The real amount we currently owe is the amount of debt held “by the public” (everyone other than the US government.)
See Table III-C in the Daily Treasury Statement: (in millions)
Debt Held by the Public: 10,314,468
Intra-governmental Holdings: 4,719,139
https://www.fms.treas.gov/fmsweb/viewDTSFiles?dir=w&fname=11111500.txt
15 trillion is a nice, round smack-me-in-the-face-with-a-big-number, but 10.3 trillion is the real number that matters.
However, there’s a bigger and more important number:
63.5
That’s the percentage by which net, real debt has increased in just 34 months.
From the Daily Treasury Statement of 1-20-09, the sorry day the jug-eared, empty-suited clown took office:
Debt Held by the Public: 6,307,311
Intra-governmental Holdings: 4,319,566
https://www.fms.treas.gov/fmsweb/viewDTSFiles?dir=a&fname=09012000.txt
Looked at on a current debt basis (ignoring the 100+ trillion in unfunded liabilities,) in 34 months we have added 4.007 trillion of net, real debt held by the public.
Actual, net, real debt, the stuff that has to be paid back or rolled-over in the real world, has increased by 63.5%, from 6.307 trillion to 10.314 trillion.
The other 4.7 trillion of cumulative, faux “borrowing” of collected funds (mostly FICA taxes) that went (over decades) into the various “trust funds” (mostly Social Security) and were instantaneously borrowed back and then spent routinely as part of the unified budget just distorts the total. That’s 4.7 trillion owed by the one government pocket to another government pocket. Completely meaningless.
Those meaningless bookkeeping entries make the bogus “total” debt increase look like ONLY 41.5% over 34 months.

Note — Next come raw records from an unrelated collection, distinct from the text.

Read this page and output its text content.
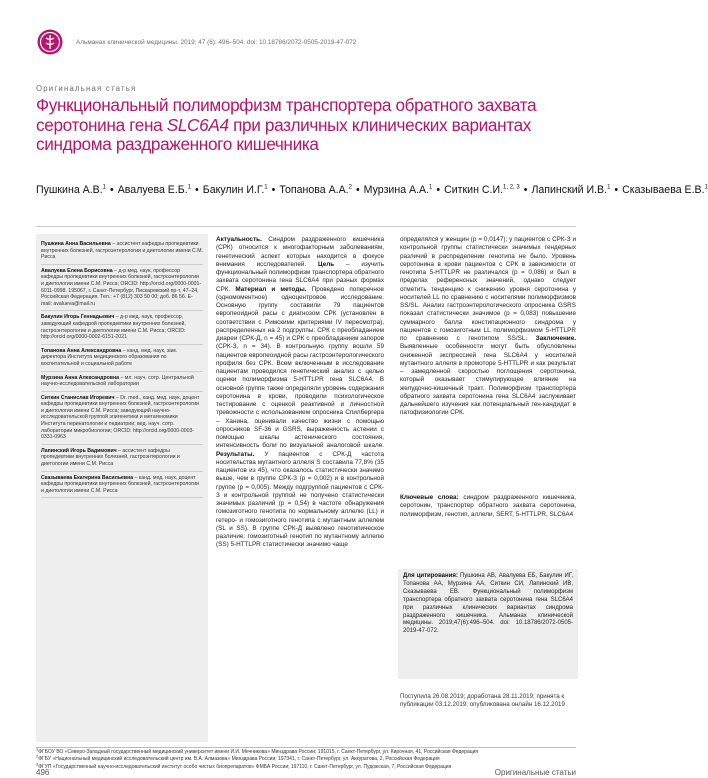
Альманах клинической медицины. 2019; 47 (6): 496–504. doi: 10.18786/2072-0505-2019-47-072
Оригинальная статья
Функциональный полиморфизм транспортера обратного захвата серотонина гена SLC6A4 при различных клинических вариантах синдрома раздраженного кишечника
Пушкина А.В.$^1$ • Авалуева Е.Б.$^1$ • Бакулин И.Г.$^1$ • Топанова А.А.$^2$ • Мурзина А.А.$^1$ • Ситкин С.И.$^{1, 2, 3}$ • Лапинский И.В.$^1$ • Сказываева Е.В.$^1$
Пушкина Анна Васильевна – ассистент кафедры пропедевтики внутренних болезней, гастроэнтерологии и диетологии имени С.М. Рисса
Авалуева Елена Борисовна – д-р мед. наук, профессор кафедры пропедевтики внутренних болезней, гастроэнтерологии и диетологии имени С.М. Рисса; ORCID: http://orcid.org/0000-0001-6011-0998. 195067, г. Санкт-Петербург, Пискаревский пр-т, 47–24, Российская Федерация. Тел.: +7 (812) 303 50 00; доб. 86 56. E-mail: avalueva@mail.ru
Бакулин Игорь Геннадьевич – д-р мед. наук, профессор, заведующий кафедрой пропедевтики внутренних болезней, гастроэнтерологии и диетологии имени С.М. Рисса; ORCID: http://orcid.org/0000-0002-6151-2021
Топанова Анна Александровна – канд. мед. наук, зам. директора Института медицинского образования по воспитательной и социальной работе
Мурзина Анна Александровна – мл. науч. сотр. Центральной научно-исследовательской лаборатории
Ситкин Станислав Игоревич – Dr. med., канд. мед. наук, доцент кафедры пропедевтики внутренних болезней, гастроэнтерологии и диетологии имени С.М. Рисса; заведующий научно-исследовательской группой эпигенетики и метагеномики Института перинатологии и педиатрии; вед. науч. сотр. лаборатории микробиологии; ORCID: http://orcid.org/0000-0003-0331-0963
Лапинский Игорь Вадимович – ассистент кафедры пропедевтики внутренних болезней, гастроэнтерологии и диетологии имени С.М. Рисса
Сказываева Екатерина Васильевна – канд. мед. наук, доцент кафедры пропедевтики внутренних болезней, гастроэнтерологии и диетологии имени С.М. Рисса

Актуальность. Синдром раздраженного кишечника (СРК) относится к многофакторным заболеваниям, генетический аспект которых находится в фокусе внимания исследователей. Цель – изучить функциональный полиморфизм транспортера обратного захвата серотонина гена SLC6A4 при разных формах СРК. Материал и методы. Проведено поперечное (одномоментное) одноцентровое исследование. Основную группу составили 79 пациентов европеоидной расы с диагнозом СРК (установлен в соответствии с Римскими критериями IV пересмотра), распределенных на 2 подгруппы: СРК с преобладанием диареи (СРК-Д, n = 45) и СРК с преобладанием запоров (СРК-З, n = 34). В контрольную группу вошли 59 пациентов европеоидной расы гастроэнтерологического профиля без СРК. Всем включенным в исследование пациентам проводился генетический анализ с целью оценки полиморфизма 5-HTTLPR гена SLC6A4. В основной группе также определяли уровень содержания серотонина в крови, проводили психологическое тестирование с оценкой реактивной и личностной тревожности с использованием опросника Спилбергера – Ханина, оценивали качество жизни с помощью опросников SF-36 и GSRS, выраженность астении с помощью шкалы астенического состояния, интенсивность боли по визуальной аналоговой шкале. Результаты. У пациентов с СРК-Д частота носительства мутантного аллеля S составила 77,8% (35 пациентов из 45), что оказалось статистически значимо выше, чем в группе СРК-З (p = 0,002) и в контрольной группе (p = 0,005). Между подгруппой пациентов с СРК-З и контрольной группой не получено статистически значимых различий (p = 0,54) в частоте обнаружения гомозиготного генотипа по нормальному аллелю (LL) и гетеро- и гомозиготного генотипа с мутантным аллелем (SL и SS). В группе СРК-Д выявлено генотипическое различие: гомозиготный генотип по мутантному аллелю (SS) 5-HTTLPR статистически значимо чаще

определялся у женщин (p = 0,0147); у пациентов с СРК-З и контрольной группы статистически значимых гендерных различий в распределении генотипа не было. Уровень серотонина в крови пациентов с СРК в зависимости от генотипа 5-HTTLPR не различался (p = 0,086) и был в пределах референсных значений, однако следует отметить тенденцию к снижению уровня серотонина у носителей LL по сравнению с носителями полиморфизмов SS/SL. Анализ гастроэнтерологического опросника GSRS показал статистически значимое (p = 0,083) повышение суммарного балла констипационного синдрома у пациентов с гомозиготным LL полиморфизмом 5-HTTLPR по сравнению с генотипом SS/SL. Заключение. Выявленные особенности могут быть обусловлены сниженной экспрессией гена SLC6A4 у носителей мутантного аллеля в промоторе 5-HTTLPR и как результат – замедленной скоростью поглощения серотонина, который оказывает стимулирующее влияние на желудочно-кишечный тракт. Полиморфизм транспортера обратного захвата серотонина гена SLC6A4 заслуживает дальнейшего изучения как потенциальный ген-кандидат в патофизиологии СРК.

Ключевые слова: синдром раздраженного кишечника, серотонин, транспортер обратного захвата серотонина, полиморфизм, генотип, аллели, SERT, 5-HTTLPR, SLC6A4
Для цитирования: Пушкина АВ, Авалуева ЕБ, Бакулин ИГ, Топанова АА, Мурзина АА, Ситкин СИ, Лапинский ИВ, Сказываева ЕВ. Функциональный полиморфизм транспортера обратного захвата серотонина гена SLC6A4 при различных клинических вариантах синдрома раздраженного кишечника. Альманах клинической медицины. 2019;47(6):496–504. doi: 10.18786/2072-0505-2019-47-072.
Поступила 26.08.2019; доработана 28.11.2019; принята к публикации 03.12.2019; опубликована онлайн 16.12.2019
$^1$ФГБОУ ВО «Северо-Западный государственный медицинский университет имени И.И. Мечникова» Минздрава России; 191015, г. Санкт-Петербург, ул. Кирочная, 41, Российская Федерация
$^2$ФГБУ «Национальный медицинский исследовательский центр им. В.А. Алмазова» Минздрава России; 197341, г. Санкт-Петербург, ул. Аккуратова, 2, Российская Федерация
$^3$ФГУП «Государственный научно-исследовательский институт особо чистых биопрепаратов» ФМБА России; 197110, г. Санкт-Петербург, ул. Пудожская, 7, Российская Федерация
496	Оригинальные статьи
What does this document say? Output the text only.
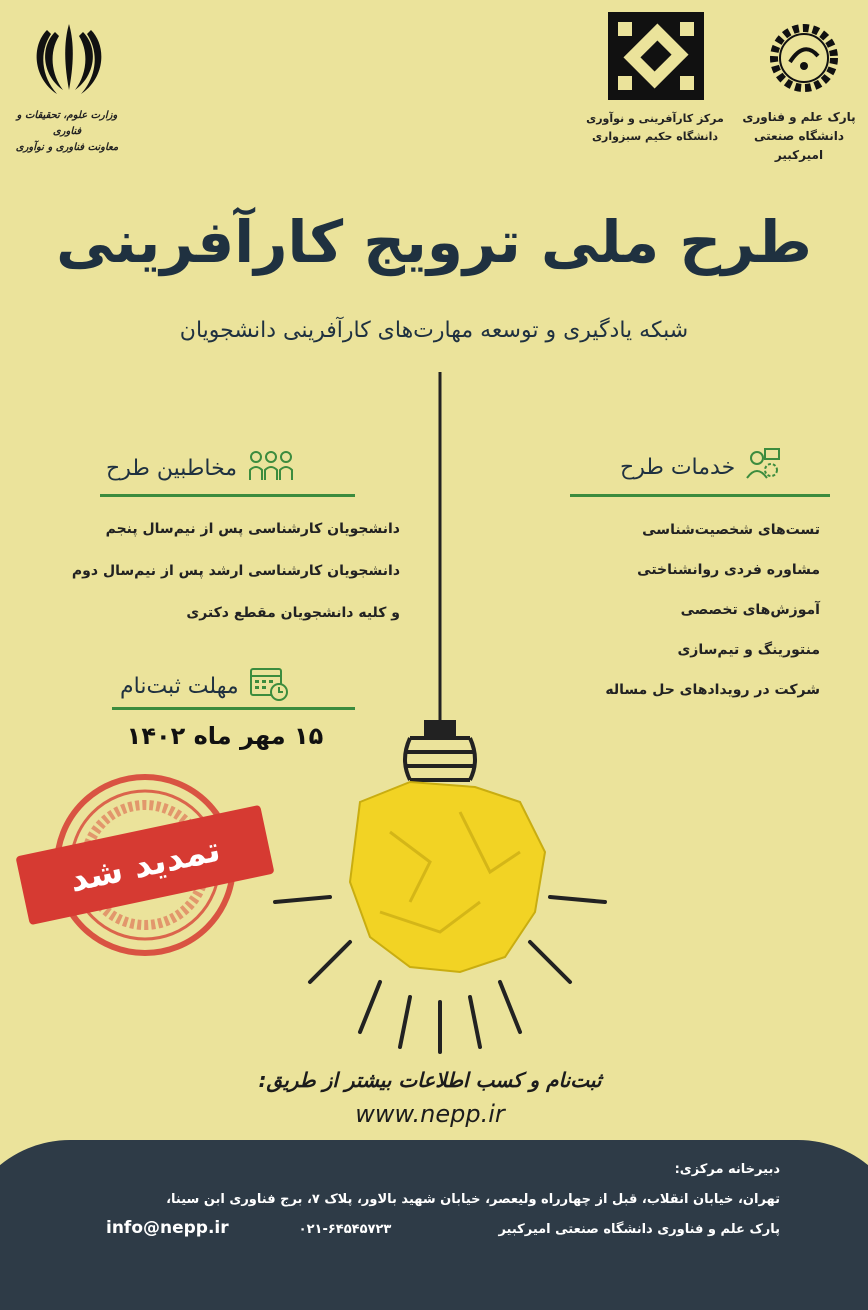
وزارت علوم، تحقیقات و فناوری
معاونت فناوری و نوآوری
مرکز کارآفرینی و نوآوری
دانشگاه حکیم سبزواری
پارک علم و فناوری
دانشگاه صنعتی امیرکبیر
طرح ملی ترویج کارآفرینی
شبکه یادگیری و توسعه مهارت‌های کارآفرینی دانشجویان
خدمات طرح
تست‌های شخصیت‌شناسی
مشاوره فردی روانشناختی
آموزش‌های تخصصی
منتورینگ و تیم‌سازی
شرکت در رویدادهای حل مساله
مخاطبین طرح
دانشجویان کارشناسی پس از نیم‌سال پنجم
دانشجویان کارشناسی ارشد پس از نیم‌سال دوم
و کلیه دانشجویان مقطع دکتری
مهلت ثبت‌نام
۱۵ مهر ماه ۱۴۰۲
تمدید شد
ثبت‌نام و کسب اطلاعات بیشتر از طریق:
www.nepp.ir
دبیرخانه مرکزی:
تهران، خیابان انقلاب، قبل از چهارراه ولیعصر، خیابان شهید بالاور، پلاک ۷، برج فناوری ابن سینا،
پارک علم و فناوری دانشگاه صنعتی امیرکبیر
۰۲۱-۶۴۵۴۵۷۲۳
info@nepp.ir
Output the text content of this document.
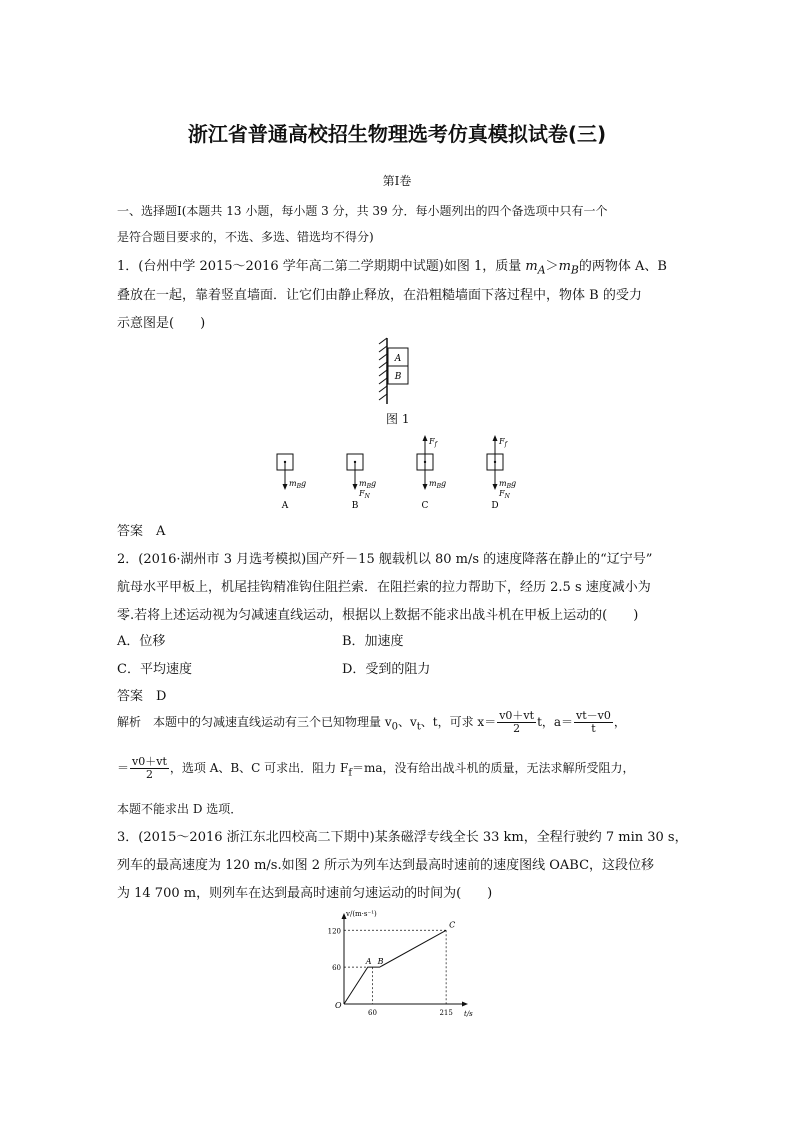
浙江省普通高校招生物理选考仿真模拟试卷(三)
第Ⅰ卷
一、选择题Ⅰ(本题共 13 小题，每小题 3 分，共 39 分．每小题列出的四个备选项中只有一个
是符合题目要求的，不选、多选、错选均不得分)
1．(台州中学 2015～2016 学年高二第二学期期中试题)如图 1，质量 $m_A>m_B$的两物体 A、B
叠放在一起，靠着竖直墙面．让它们由静止释放，在沿粗糙墙面下落过程中，物体 B 的受力
示意图是(　　)
A
B
图 1
$m_Bg$
A
$m_Bg$
$F_N$
B
$m_Bg$
$F_f$
C
$m_Bg$
$F_N$
$F_f$
D
答案　A
2．(2016·湖州市 3 月选考模拟)国产歼－15 舰载机以 80 m/s 的速度降落在静止的“辽宁号”
航母水平甲板上，机尾挂钩精准钩住阻拦索．在阻拦索的拉力帮助下，经历 2.5 s 速度减小为
零.若将上述运动视为匀减速直线运动，根据以上数据不能求出战斗机在甲板上运动的(　　)
A．位移	B．加速度
C．平均速度	D．受到的阻力
答案　D
解析　本题中的匀减速直线运动有三个已知物理量 $v_0$、$v_t$、t，可求 $x= \frac{v0+vt}{2}$ t，$a= \frac{vt-v0}{t}$ ，
＝ $\frac{v0+vt}{2}$ ，选项 A、B、C 可求出．阻力 $F_f=ma$，没有给出战斗机的质量，无法求解所受阻力，
本题不能求出 D 选项．
3．(2015～2016 浙江东北四校高二下期中)某条磁浮专线全长 33 km，全程行驶约 7 min 30 s，
列车的最高速度为 120 m/s.如图 2 所示为列车达到最高时速前的速度图线 OABC，这段位移
为 14 700 m，则列车在达到最高时速前匀速运动的时间为(　　)
v/(m·s⁻¹)
t/s
O
60
120
60	215
A B
C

By way of comparison, the net, real, public debt on 6-1-01 (the first day the Daily Treasury Statement gives a public/non-public breakdown) about 4 months after Bush took office was:
Debt Held by the Public: 3,309,319
Intra-governmental Holdings: 2,361,241
https://www.fms.treas.gov/fmsweb/viewDTSFiles?dir=a&fname=01060100.pdf
It took Bush 92 months to get from 3.3 to 6.3 trillion in net, real debt. About 33 billion per month. Nasty, but not the end of the world.
It took Jug-ears just 34 months to get from 6.3 to 10.3 trillion in net, real debt. An unbelievable, horrendous and totally unsustainable 118 billion per month.
And we’re still clicking along at about that rate today and for the near future. About 4 billion PER DAY. Either Jug-ears and about a dozen Senate Democrats are retired about a year from now or we’re going to go much further than we already are into the deep doo-doo.
I’m more concerned about the unfunded mandates myself.
The knife is already in our chest at the tip.
The unfunded mandates are the hammer that will slam the knife in our chests to the hilt.
We either eliminate and cut spending, or we are done in relatively short order.